Омар добрался до поселка, когда Виктор с Молодым уже улетали.
Что творилось, что творилось вокруг! Нижние ветры словно взбесились, они трепали его, не пускали, сбивали в молоко тяжелую пыль, били ею с размаху. По улицам, по полю, запахнувшись в траву, бродили высокие мрачные смерчи, так холодно было, а ведь только час назад стояла жара, хоть нагишом гуляй.
Он слышал все, о чем говорил Косматый (воке прижат к уху), уже никаких сомнений, уже все, и в первый раз за долгое, долгое время Омар вынужден был придумывать на ходу, как вести себя и о чем говорить.
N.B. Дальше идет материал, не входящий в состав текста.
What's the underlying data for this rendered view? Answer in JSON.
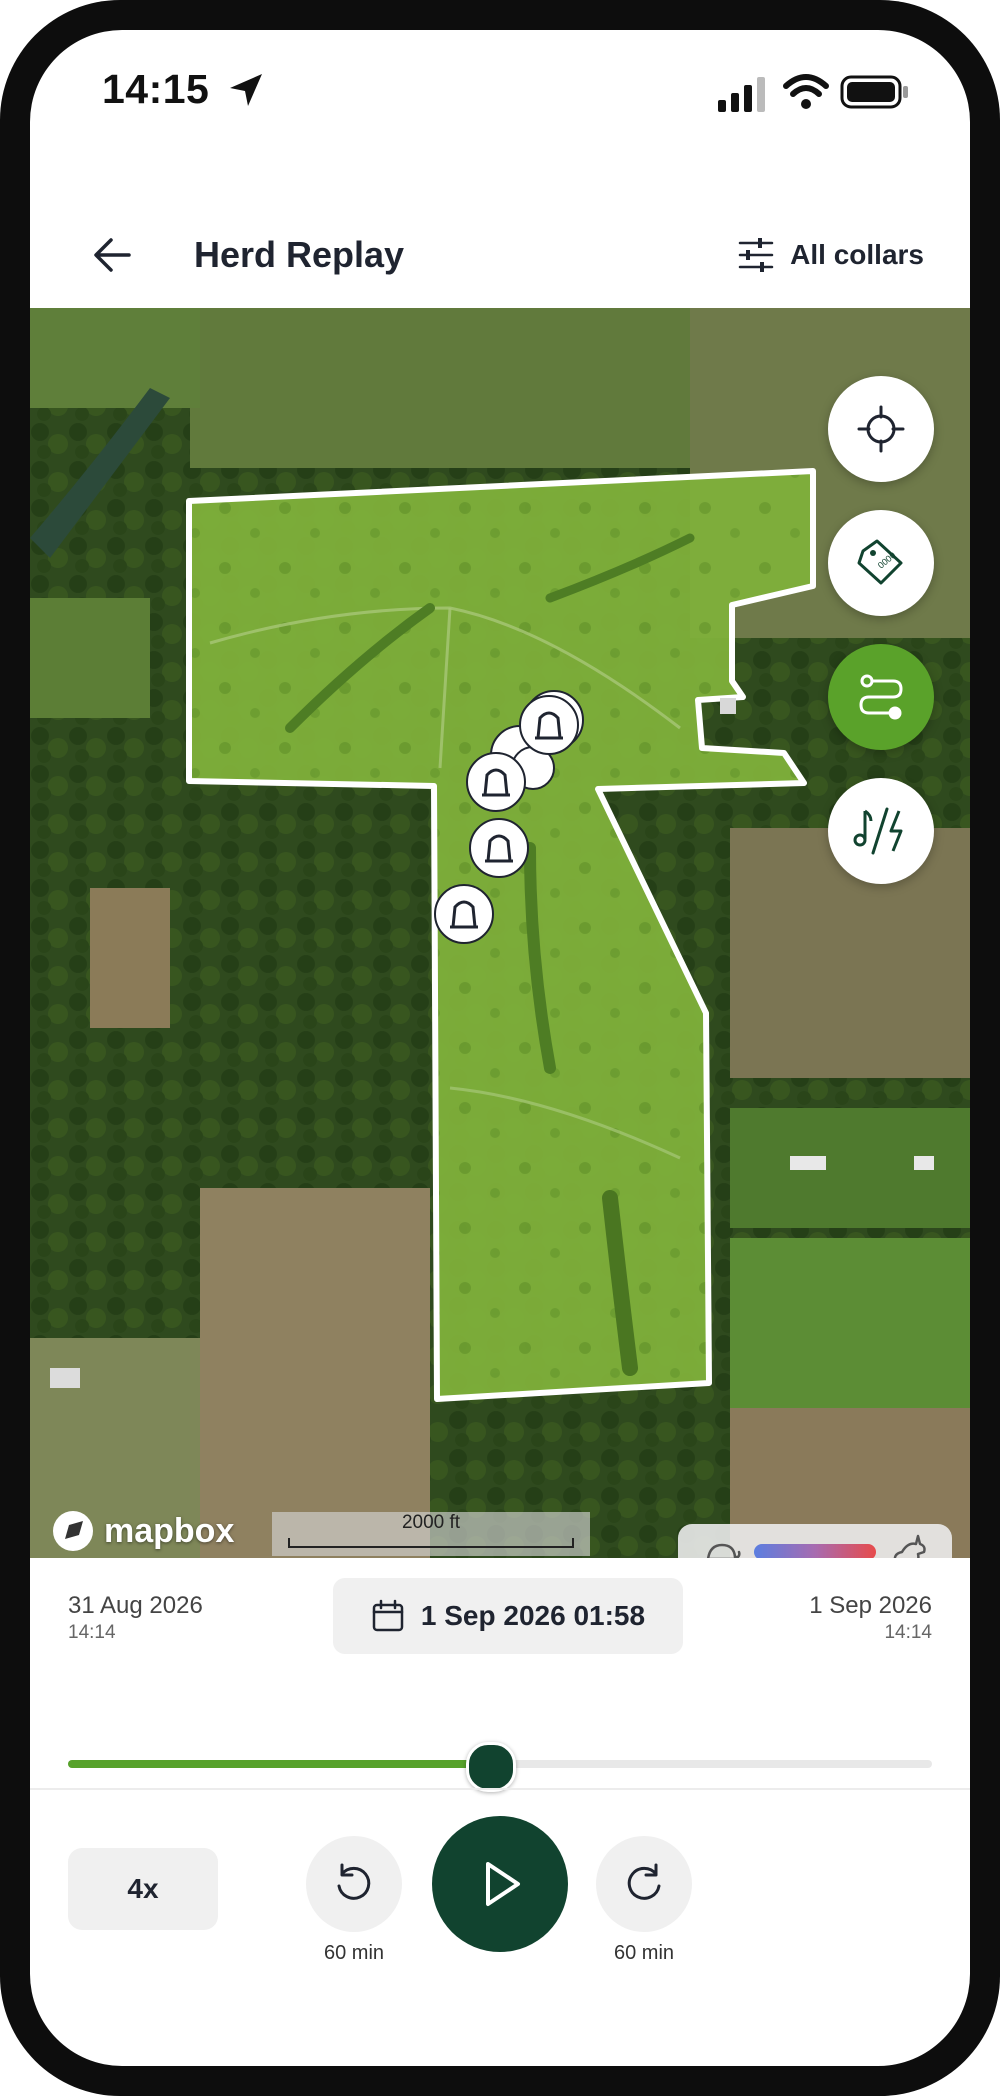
{
  "status_bar": {
    "time": "14:15"
  },
  "header": {
    "title": "Herd Replay",
    "filter_label": "All collars"
  },
  "map": {
    "attribution": "mapbox",
    "scale_label": "2000 ft",
    "legend": {
      "slow_icon": "turtle-icon",
      "fast_icon": "rabbit-icon",
      "gradient": [
        "#5b7ee0",
        "#e74b4b"
      ]
    },
    "buttons": [
      "crosshair-icon",
      "collar-tag-icon",
      "route-icon",
      "sound-shock-icon"
    ],
    "collar_markers": 6
  },
  "timeline": {
    "start_date": "31 Aug 2026",
    "start_time": "14:14",
    "current": "1 Sep 2026 01:58",
    "end_date": "1 Sep 2026",
    "end_time": "14:14",
    "progress": 0.49
  },
  "controls": {
    "speed": "4x",
    "rewind_label": "60 min",
    "forward_label": "60 min"
  },
  "colors": {
    "accent": "#57a22b",
    "primary_dark": "#11432f"
  }
}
Трудно оставаться честным и мудрым, когда ты уже решил что-то сделать и сделаешь наверняка, независимо оттого, прав ты или неправ — тогда не поступок зависит от тебя, а ты от поступка, а честность твоя, в конце концов, подогнана будет к поступку и тем самым убита. Омар никогда не признавался себе, что в тот день случились события стыдные и фальшивые, он даже не узнает этого никогда.
… На улицах бушевала пыль. Из нее возникали люди, пропадали и появлялись опять, устремляясь за ним, а он вихляющим пеульским шагом шел к дому Косматого. Вокс молчал. Косматый вынырнул вдруг из рыжего молока, в которое превратился мир, он стоял, широко расставив ноги, красный от пыли и холода, и скалил зубы в странной улыбке.
— Ну, вызвал пеулов?
— Нет.
— Так иди вызывай. Сегодня для них много срочной работы.
— Нет. Никакой работы не будет.
… Самое начало и самый конец. Остальное смешалось и уже не понять, что было до, а что — после.
… Ради того, чтобы командовать, ты посылаешь людей на смерть. Не дам.
Как полно в тот день они понимали друг друга, а другие ничего понять не могли. Все знали про ЭТО, со дня на день ждали, а теперь дружно вертели шеями, от одного к другому, пытаясь хоть что-нибудь разобрать…
— Ты мучал нас ненужной работой, ты бил нас, ты вертел нами, как тебе вздумается. Теперь — все!